Dipeak.test and Diflat.test return lists of class "Ditest"

with elements

method: a string describing the test
statfn: function used to evaluate significance level/probability
statistic: what is tested, the height of the peak or length of the flat
statname: text string describing the statistic
parameter: distributional arguments, for the peak the corrected height corrht and the mu and lambda for the inverse Gaussian; omitted for flats
p.value: probability of feature
alternative: a string describing the direction of the test vs. the null distribution
model: parameters for the feature model, n the data size, flp the low-pass filter size as a fraction of n, filter the low-pass kernel, and for flats basedist the distribution used to build the model

statistic and p.value will have the length of the ht

or len argument. NA and NaN values in the first argument will propagate to p.value, NULL produces an empty vector, and non-numeric values an NA. If pval is less than 0 or greater than 1 the p.value is NaN.

Arguments

ht: difference(s) between the standardized data value at the peak and deepest minimum to either side
len: length(s) of flat in data points
pval: the significance level(s) to find the corresponding height or length, the quantile of the feature value is 1-pval
n: number of data points before filtering
flp: the size of the FIR kernel, either as a fraction of n or as an integer
filter: the FIR kernel used to smooth the spacing
basedist: for the flat models, the distribution used to generate the length quantiles
lower.tail: a boolean, if TRUE the test returns the probability the null distribution is less than or equal to the feature value, if FALSE greater than

Details

The test functions convert the feature value into a quantile or significance level based on null distribution models.
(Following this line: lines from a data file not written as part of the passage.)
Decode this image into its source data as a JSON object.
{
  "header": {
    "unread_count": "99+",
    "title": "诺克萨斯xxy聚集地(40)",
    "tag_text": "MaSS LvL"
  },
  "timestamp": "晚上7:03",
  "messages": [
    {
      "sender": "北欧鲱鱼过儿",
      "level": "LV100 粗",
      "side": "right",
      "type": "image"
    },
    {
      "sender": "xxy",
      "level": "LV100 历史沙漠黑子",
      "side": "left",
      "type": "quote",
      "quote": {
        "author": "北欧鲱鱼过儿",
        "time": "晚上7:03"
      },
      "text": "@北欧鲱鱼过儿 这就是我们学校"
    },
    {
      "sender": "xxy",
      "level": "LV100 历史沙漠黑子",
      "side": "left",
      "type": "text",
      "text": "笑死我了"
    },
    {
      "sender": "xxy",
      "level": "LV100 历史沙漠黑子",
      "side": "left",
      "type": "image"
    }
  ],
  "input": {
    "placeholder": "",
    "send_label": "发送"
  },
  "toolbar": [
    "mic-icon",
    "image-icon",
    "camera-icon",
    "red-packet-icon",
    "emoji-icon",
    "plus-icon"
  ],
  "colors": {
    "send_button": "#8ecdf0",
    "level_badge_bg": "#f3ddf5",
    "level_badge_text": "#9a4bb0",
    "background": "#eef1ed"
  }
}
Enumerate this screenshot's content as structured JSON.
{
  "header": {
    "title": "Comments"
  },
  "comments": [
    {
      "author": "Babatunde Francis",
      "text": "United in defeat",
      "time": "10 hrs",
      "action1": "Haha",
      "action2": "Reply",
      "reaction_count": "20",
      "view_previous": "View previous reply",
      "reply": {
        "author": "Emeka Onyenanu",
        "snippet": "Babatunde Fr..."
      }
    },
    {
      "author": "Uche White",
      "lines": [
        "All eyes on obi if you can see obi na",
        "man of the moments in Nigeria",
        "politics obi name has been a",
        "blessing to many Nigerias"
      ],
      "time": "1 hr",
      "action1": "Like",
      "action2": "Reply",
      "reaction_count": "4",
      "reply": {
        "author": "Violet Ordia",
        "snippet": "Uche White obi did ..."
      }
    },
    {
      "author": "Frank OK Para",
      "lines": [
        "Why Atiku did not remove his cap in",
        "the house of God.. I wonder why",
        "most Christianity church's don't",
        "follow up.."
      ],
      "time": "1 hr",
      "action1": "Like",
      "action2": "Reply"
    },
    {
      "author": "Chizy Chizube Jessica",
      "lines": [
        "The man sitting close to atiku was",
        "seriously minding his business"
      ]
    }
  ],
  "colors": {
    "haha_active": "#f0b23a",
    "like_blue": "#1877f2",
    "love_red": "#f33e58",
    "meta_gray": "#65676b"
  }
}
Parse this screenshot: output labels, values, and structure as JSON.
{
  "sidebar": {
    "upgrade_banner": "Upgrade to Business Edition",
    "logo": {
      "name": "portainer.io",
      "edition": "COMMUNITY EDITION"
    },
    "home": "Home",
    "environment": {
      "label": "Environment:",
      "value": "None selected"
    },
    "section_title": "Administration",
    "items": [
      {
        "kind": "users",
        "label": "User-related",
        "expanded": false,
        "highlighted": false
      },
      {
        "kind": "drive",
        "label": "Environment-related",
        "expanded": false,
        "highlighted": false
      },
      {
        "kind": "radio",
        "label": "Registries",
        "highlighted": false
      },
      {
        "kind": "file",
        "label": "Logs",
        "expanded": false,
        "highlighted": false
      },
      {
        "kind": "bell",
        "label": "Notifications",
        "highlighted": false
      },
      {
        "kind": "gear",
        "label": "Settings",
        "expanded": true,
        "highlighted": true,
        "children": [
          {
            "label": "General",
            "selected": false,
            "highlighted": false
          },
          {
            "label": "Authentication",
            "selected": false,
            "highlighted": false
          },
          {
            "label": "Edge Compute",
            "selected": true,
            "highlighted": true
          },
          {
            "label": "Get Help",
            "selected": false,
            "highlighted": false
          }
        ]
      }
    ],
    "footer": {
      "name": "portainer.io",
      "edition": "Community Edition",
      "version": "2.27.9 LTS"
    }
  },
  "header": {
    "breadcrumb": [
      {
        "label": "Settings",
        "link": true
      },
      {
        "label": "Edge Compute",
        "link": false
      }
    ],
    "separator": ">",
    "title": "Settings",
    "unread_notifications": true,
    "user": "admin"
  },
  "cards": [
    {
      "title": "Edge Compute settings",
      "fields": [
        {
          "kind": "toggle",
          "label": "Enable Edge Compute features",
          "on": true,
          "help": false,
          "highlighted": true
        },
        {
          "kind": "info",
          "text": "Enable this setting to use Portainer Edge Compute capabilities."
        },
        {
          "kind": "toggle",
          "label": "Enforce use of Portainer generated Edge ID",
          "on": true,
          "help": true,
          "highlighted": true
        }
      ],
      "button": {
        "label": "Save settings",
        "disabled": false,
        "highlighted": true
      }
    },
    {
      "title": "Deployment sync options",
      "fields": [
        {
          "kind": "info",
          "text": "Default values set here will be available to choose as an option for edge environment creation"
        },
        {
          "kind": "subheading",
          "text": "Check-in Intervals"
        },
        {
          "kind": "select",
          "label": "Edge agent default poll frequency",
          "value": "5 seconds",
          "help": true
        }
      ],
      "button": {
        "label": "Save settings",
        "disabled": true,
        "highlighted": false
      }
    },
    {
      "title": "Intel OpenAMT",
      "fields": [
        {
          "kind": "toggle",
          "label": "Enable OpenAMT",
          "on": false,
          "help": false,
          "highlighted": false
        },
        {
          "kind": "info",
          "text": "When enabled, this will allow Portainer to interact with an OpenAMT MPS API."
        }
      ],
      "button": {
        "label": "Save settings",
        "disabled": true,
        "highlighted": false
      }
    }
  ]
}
The critval functions do the opposite. The models are parametric because they are built on draws of specifically chosen variates and the size of features that appear after low-pass filtering the data. The features depend on the size of the draw n and the smoothing done, set by the Finite Impulse Response (FIR) filter and the size flp of the kernel. Implicitly they depend on the feature detectors, but variations in the parameters controlling those have neither been studied nor incorporated in the model.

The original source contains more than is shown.